A spring network model for the analysis of load transfer and tissue reactions in intra-medullary fixation

Objective. A spring network can be used to represent the load transfer from a prosthetic stem into its surrounding bone. The study seeks to test the hypothesis that clinical patterns of bone remodelling can be simulated using a feedback that modifies the properties of the network depending on the load transfer. Design. A mathematical model is used to simulate the initial properties of the linear system and its subsequent remodelling behaviour. Background. A stable and pain-free transfer of physiological forces is essential for a clinically successful arthroplasty. Following surgery, bone remodelling and osteolysis can modify this load transfer. Methods. The combined effect of all factors that influence prosthesis–bone load transfer are summarised in the properties of ‘inter-linkʹ springs that connect springs representing the prosthesis and bone in the linear network. It is on these inter-links that a remodelling feedback operates, and their properties can be varied with time in response to deformation or force values. Results.
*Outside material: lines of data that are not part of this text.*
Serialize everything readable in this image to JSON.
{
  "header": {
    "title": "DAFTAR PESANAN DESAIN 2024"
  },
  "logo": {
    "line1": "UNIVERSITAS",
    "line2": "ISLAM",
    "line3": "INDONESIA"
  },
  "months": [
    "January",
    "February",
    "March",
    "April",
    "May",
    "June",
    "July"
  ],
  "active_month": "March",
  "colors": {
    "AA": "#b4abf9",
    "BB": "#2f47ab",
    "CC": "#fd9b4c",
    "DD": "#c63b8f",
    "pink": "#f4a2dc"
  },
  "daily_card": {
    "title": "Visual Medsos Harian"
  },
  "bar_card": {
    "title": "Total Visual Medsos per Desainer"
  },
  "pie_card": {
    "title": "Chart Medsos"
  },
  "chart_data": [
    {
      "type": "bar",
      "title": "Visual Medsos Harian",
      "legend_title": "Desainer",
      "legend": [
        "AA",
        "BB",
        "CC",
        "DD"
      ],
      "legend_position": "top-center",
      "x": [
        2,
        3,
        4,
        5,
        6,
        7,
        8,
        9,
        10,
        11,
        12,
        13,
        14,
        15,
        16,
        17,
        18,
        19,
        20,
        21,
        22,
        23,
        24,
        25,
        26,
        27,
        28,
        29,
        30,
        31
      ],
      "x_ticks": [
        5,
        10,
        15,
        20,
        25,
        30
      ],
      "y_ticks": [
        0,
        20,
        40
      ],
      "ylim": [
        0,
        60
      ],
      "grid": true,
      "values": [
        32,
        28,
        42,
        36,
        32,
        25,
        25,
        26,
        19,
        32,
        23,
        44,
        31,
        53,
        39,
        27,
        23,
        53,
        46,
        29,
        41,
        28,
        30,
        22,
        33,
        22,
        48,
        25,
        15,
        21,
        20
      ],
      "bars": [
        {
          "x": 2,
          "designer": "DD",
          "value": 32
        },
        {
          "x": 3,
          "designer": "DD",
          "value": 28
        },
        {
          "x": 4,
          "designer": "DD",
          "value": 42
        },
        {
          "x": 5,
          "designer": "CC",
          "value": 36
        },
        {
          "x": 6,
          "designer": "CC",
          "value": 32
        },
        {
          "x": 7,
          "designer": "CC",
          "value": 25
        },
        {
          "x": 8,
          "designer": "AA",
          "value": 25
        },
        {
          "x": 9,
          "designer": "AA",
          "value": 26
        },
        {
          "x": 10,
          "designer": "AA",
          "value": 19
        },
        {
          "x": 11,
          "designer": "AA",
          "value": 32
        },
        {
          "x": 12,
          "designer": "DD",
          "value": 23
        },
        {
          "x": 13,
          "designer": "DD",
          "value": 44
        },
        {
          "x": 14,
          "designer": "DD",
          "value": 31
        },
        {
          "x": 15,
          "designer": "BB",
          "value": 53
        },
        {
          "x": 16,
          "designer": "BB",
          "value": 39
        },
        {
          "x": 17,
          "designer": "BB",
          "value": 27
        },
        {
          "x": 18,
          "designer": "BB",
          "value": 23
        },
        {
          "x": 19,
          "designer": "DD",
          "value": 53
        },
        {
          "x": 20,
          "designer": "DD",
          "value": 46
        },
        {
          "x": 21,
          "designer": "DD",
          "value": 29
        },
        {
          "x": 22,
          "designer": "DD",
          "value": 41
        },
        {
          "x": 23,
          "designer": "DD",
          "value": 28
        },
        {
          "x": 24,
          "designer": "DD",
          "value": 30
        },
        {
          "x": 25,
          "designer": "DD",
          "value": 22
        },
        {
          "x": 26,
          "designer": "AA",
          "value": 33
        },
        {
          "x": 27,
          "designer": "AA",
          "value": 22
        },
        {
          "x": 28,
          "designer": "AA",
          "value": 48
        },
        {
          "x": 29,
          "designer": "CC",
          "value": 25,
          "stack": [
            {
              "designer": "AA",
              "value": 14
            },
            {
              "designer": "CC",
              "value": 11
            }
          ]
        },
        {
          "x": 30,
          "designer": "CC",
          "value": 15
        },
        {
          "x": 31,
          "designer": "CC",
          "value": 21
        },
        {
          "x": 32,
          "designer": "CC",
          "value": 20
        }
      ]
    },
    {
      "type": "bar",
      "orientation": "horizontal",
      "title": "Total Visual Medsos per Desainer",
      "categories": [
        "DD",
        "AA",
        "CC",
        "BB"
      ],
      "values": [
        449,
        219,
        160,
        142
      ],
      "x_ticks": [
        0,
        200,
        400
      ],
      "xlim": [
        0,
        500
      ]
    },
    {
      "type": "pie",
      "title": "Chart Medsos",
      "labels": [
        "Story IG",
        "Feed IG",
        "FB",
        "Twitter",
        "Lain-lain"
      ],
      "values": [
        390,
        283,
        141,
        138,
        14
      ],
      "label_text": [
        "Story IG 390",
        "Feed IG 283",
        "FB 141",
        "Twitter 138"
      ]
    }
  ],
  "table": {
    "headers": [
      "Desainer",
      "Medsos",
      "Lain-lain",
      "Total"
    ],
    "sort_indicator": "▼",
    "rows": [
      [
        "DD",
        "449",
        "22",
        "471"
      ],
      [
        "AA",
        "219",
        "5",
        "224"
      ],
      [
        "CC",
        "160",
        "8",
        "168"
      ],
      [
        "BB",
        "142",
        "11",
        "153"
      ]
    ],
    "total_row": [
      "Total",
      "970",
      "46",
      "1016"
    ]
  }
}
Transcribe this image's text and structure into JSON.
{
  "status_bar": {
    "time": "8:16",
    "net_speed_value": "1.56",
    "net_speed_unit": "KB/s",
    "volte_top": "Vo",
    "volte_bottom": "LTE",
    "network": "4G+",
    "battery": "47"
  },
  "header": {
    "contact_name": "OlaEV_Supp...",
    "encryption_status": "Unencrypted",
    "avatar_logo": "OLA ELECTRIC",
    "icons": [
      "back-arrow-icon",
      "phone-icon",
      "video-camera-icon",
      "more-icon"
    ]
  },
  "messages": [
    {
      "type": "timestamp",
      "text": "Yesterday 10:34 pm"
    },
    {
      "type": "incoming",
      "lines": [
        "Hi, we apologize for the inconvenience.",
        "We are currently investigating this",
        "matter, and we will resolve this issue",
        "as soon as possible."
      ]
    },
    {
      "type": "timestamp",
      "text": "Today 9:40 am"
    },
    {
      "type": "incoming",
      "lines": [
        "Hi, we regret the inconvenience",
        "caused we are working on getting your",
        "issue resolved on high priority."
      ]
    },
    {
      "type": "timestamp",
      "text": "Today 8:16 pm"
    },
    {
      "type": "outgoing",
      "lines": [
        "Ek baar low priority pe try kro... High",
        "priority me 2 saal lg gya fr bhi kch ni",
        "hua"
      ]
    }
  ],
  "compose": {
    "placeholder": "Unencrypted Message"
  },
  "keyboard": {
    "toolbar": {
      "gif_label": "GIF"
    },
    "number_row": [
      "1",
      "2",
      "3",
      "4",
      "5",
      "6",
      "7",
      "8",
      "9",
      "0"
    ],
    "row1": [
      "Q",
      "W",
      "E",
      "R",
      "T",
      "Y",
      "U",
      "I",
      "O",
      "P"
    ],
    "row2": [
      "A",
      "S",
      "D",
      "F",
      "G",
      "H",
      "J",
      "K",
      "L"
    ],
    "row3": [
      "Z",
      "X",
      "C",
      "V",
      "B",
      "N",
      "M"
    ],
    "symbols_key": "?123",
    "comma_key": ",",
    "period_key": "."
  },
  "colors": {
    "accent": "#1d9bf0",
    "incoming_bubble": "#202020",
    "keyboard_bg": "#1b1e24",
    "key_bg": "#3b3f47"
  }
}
Reducing inter-link stiffness leads to a broad distribution of load transfer, whilst an iso-elastic stem concentrates this transfer through the proximal and distal portions of a prosthesis. Physiological patterns of bone resorption and osteolysis become apparent in a time-series analysis of the feedback in the linear system. Specifically, osseo-integration requires a fixation of sufficient stiffness otherwise loosening will occur. Simulated osteolysis following osseo-integration loosens the implant from a distal to a proximal direction. Conclusions. Complex physiological bone remodelling patterns can emerge from a simple feedback within a linear system.